Friday, August 17, 2012

Randian Goblins

A devotee of  the noxious Russian ghost Ayn Rand may soon stand a silver bullet from the American throne.  A terrible vista, for sure, but more interesting to me was how little the singular life of this fanboy resembled the philosophy of his mentor.

As adumbrated here, Paul Ryan has spent the majority of his life dependent on or tied to public beneficence.

The Economist (obliquely) argues here that it is almost commendable that Mr Ryan, who has survived for so long on the taxpayer trough, should parade a philosophy that would destroy for others everything that he has been given.  The implication being that his political thought is pure and clear, unaffected by his own life-course, and existing in its own pedestaled state.  

Now, I do not have a problem as such with people who profess an opinion that contradicts the foundation of their own life and interests.  Privately educated communists do not bother me, and Is should not imply Ought, etc... The Economist makes a good point:

We find ourselves always in a world mostly not of our making. If we don't care for the world as we find it, and we're really serious about changing it, we'd be stupid not to use the instruments and institutions at our disposal. 
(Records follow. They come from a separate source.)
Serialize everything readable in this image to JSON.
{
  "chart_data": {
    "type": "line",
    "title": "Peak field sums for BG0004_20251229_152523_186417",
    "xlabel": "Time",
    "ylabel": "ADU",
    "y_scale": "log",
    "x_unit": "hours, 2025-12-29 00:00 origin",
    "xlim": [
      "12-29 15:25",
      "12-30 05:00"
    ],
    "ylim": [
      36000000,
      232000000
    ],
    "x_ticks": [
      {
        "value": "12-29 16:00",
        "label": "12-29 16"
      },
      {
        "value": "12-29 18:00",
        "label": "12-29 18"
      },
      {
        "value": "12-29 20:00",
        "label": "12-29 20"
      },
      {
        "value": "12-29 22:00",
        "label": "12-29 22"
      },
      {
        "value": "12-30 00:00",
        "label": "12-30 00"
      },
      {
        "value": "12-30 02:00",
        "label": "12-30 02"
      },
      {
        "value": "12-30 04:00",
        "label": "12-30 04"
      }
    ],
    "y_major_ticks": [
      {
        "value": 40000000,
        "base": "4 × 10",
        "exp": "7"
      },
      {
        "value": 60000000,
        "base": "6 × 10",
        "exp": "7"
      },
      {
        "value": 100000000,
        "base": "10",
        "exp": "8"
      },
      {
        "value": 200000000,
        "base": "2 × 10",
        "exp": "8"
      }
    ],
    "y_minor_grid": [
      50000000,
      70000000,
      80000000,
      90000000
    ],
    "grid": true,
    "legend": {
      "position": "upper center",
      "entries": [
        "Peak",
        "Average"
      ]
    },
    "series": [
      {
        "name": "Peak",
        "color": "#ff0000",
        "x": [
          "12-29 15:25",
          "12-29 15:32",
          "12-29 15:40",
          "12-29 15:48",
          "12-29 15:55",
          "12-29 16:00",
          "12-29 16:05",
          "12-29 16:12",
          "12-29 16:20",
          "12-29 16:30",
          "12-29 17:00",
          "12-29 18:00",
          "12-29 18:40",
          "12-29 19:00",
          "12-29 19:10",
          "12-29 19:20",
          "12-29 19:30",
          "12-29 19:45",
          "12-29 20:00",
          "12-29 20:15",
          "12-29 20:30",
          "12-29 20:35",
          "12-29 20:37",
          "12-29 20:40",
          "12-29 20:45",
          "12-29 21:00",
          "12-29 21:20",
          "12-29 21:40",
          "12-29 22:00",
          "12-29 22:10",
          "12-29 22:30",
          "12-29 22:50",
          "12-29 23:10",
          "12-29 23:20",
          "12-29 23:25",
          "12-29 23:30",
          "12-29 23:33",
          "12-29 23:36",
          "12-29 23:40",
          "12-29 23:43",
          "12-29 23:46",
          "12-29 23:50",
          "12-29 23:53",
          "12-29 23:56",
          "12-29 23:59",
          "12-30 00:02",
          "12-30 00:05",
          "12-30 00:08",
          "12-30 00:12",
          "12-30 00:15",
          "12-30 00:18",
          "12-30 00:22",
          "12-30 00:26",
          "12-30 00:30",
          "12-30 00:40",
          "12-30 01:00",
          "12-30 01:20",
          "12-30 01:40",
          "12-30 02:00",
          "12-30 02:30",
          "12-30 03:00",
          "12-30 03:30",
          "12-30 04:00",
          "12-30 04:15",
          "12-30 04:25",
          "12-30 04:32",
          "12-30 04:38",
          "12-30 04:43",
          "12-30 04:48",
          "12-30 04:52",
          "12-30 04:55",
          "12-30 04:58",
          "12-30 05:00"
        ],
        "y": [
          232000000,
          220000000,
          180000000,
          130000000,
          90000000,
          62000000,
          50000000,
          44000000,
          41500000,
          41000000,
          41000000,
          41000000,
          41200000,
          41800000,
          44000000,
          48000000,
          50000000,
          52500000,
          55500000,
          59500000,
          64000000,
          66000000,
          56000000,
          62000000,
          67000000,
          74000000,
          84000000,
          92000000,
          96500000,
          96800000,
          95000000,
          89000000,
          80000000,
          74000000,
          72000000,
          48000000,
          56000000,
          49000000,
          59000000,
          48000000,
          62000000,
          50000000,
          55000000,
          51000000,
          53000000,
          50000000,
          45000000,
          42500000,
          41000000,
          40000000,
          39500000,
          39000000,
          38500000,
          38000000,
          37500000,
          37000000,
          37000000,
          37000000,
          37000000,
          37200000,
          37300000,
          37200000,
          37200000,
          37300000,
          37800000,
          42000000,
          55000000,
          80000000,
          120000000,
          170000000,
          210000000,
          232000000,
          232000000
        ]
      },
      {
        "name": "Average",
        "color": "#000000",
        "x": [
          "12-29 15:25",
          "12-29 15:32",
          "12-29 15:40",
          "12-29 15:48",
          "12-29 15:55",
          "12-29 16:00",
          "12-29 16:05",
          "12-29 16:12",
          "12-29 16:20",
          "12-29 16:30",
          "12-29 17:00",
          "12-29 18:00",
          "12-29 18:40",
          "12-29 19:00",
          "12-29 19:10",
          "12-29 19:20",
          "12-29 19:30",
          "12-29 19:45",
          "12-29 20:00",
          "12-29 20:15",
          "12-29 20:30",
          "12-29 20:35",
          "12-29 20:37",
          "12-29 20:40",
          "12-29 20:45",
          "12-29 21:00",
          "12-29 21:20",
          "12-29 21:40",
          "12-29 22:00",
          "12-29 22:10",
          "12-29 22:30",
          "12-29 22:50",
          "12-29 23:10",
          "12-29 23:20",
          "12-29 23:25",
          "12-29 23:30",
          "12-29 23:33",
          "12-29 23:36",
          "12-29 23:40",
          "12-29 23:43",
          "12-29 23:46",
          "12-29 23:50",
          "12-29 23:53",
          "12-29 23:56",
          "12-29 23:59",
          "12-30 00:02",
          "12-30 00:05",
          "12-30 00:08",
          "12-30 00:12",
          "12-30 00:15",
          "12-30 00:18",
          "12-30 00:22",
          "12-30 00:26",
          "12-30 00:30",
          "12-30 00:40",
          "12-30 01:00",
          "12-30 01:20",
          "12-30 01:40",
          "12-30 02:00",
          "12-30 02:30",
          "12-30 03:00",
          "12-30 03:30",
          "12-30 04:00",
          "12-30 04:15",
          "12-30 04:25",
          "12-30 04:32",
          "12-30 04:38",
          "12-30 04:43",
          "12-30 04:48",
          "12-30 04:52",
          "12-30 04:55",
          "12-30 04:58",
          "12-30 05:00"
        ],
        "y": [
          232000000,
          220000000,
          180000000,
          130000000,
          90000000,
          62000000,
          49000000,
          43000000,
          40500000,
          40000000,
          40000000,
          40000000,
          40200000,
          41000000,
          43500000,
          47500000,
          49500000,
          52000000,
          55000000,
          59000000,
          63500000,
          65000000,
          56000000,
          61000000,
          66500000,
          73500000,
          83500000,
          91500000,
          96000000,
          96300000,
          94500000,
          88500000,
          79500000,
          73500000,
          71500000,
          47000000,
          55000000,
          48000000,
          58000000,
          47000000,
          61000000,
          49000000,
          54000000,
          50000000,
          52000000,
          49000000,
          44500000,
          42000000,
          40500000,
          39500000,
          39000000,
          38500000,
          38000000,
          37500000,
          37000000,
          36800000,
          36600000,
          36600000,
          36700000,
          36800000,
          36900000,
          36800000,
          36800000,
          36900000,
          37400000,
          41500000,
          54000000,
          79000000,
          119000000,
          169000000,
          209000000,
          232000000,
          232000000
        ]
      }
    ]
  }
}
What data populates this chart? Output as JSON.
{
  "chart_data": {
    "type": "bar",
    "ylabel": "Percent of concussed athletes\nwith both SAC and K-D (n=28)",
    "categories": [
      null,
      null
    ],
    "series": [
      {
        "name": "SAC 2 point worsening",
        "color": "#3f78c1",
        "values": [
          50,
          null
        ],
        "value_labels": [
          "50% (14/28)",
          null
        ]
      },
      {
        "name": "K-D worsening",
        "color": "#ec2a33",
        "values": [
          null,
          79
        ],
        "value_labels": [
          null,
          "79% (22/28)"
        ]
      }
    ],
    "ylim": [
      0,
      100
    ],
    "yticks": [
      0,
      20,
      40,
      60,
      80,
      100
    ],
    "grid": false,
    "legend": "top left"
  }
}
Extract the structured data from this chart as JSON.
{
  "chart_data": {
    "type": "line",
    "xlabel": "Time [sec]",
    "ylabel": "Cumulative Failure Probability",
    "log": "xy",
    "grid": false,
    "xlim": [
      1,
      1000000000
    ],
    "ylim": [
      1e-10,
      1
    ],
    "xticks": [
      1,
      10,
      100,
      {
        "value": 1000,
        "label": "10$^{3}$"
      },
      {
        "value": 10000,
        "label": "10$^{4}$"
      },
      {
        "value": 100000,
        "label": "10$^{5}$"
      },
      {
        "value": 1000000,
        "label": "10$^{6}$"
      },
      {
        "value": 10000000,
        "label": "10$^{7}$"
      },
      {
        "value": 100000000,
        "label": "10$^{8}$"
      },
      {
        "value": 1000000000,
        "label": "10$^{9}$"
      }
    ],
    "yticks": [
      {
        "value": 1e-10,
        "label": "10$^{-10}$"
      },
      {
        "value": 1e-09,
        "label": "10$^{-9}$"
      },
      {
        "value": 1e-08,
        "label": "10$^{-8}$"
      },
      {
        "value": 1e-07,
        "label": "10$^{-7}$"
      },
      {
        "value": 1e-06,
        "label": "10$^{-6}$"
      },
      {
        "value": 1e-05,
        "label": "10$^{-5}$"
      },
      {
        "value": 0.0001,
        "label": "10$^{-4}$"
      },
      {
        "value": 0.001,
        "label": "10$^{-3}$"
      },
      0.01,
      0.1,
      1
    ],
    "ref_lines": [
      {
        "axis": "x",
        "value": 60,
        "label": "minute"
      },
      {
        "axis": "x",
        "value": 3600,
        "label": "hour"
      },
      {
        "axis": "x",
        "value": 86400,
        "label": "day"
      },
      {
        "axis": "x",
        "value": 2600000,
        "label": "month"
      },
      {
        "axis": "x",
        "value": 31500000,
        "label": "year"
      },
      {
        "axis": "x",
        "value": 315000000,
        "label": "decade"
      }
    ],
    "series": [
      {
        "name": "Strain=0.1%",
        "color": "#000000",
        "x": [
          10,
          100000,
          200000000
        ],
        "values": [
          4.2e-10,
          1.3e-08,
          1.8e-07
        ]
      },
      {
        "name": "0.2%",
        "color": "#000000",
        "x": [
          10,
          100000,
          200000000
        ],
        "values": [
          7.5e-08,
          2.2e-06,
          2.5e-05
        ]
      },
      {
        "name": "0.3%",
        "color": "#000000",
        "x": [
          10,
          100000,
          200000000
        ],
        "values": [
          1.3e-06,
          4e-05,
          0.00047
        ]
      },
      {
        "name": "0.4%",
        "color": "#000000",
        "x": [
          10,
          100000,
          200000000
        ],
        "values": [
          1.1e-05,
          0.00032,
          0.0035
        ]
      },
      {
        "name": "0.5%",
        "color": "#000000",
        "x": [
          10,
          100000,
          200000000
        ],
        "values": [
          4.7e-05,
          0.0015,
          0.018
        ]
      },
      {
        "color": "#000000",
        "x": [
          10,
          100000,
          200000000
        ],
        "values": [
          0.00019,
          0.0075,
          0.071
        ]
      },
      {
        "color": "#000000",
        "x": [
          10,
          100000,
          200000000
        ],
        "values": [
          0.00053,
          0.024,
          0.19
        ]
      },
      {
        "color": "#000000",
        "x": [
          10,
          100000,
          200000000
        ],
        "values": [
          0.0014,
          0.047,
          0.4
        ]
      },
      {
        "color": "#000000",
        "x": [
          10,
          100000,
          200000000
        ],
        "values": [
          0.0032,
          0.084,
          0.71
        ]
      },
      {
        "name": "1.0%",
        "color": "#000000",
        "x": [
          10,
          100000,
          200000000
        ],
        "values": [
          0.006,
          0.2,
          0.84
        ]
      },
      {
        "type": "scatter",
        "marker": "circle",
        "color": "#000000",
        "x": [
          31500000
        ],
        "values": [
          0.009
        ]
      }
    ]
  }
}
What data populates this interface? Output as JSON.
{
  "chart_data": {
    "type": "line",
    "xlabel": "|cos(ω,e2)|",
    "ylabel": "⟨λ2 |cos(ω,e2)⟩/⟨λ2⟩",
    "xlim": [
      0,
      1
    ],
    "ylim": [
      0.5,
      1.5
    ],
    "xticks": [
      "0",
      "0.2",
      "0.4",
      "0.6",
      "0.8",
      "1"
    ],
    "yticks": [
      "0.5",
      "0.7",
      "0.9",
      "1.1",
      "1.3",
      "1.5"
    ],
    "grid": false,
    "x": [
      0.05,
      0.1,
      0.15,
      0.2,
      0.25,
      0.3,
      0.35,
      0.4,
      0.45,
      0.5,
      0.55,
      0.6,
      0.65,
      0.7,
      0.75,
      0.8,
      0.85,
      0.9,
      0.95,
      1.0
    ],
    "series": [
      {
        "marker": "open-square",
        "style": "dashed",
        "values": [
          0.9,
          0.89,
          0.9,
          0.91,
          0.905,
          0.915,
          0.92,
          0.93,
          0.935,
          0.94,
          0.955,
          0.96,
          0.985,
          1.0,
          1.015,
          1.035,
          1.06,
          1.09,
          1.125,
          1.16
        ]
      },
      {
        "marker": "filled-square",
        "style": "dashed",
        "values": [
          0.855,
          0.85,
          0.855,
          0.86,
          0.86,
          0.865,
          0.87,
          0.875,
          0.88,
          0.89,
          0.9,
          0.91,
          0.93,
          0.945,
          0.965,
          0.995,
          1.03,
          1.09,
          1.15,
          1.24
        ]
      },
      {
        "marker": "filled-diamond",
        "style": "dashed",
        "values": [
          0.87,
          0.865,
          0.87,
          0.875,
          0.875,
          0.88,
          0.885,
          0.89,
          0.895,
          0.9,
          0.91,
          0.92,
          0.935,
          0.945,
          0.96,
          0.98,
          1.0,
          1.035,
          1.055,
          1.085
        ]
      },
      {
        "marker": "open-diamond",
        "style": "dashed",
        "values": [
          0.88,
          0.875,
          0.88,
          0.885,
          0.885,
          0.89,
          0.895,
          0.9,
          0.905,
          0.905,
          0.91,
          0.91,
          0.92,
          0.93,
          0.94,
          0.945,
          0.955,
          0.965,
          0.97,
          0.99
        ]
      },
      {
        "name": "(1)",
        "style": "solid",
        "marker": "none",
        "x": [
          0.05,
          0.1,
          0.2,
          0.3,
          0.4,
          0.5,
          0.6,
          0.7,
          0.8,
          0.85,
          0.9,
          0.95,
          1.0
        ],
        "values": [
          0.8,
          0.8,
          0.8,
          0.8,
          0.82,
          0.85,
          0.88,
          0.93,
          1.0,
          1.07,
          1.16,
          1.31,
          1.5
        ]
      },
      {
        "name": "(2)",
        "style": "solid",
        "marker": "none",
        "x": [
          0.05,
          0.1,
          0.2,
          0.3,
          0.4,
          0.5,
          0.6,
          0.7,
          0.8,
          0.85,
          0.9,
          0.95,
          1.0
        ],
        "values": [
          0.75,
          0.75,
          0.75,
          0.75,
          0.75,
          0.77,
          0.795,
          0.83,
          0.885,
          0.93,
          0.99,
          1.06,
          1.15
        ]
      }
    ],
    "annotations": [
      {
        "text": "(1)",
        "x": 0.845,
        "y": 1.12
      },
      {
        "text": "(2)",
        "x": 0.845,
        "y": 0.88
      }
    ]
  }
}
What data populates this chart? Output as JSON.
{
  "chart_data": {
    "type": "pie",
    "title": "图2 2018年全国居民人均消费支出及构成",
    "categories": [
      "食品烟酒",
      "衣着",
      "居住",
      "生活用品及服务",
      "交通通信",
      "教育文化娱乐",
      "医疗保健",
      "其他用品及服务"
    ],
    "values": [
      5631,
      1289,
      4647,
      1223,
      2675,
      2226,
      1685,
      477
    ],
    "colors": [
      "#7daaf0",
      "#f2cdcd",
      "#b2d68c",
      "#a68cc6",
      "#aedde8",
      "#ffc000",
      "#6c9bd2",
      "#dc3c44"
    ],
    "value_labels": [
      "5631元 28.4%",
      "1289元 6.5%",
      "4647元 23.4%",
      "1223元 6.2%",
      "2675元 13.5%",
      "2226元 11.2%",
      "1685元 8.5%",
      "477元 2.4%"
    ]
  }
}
But with this character, I just get the jittering feeling that he is the 'bad guy'.  Having spent two summers at close to the lowest point in the American economic hierarchy, a world where Randianism  means for many triple jobbing and sleepless nights, and for others the collection of long and distant genetic rent, I glare with one red eye at people at the top who advocate this stuff.   Kind of like the feeling one gets when an always friendly dog agressively barks at someone... something is, a little off, some crystal compass gone awry.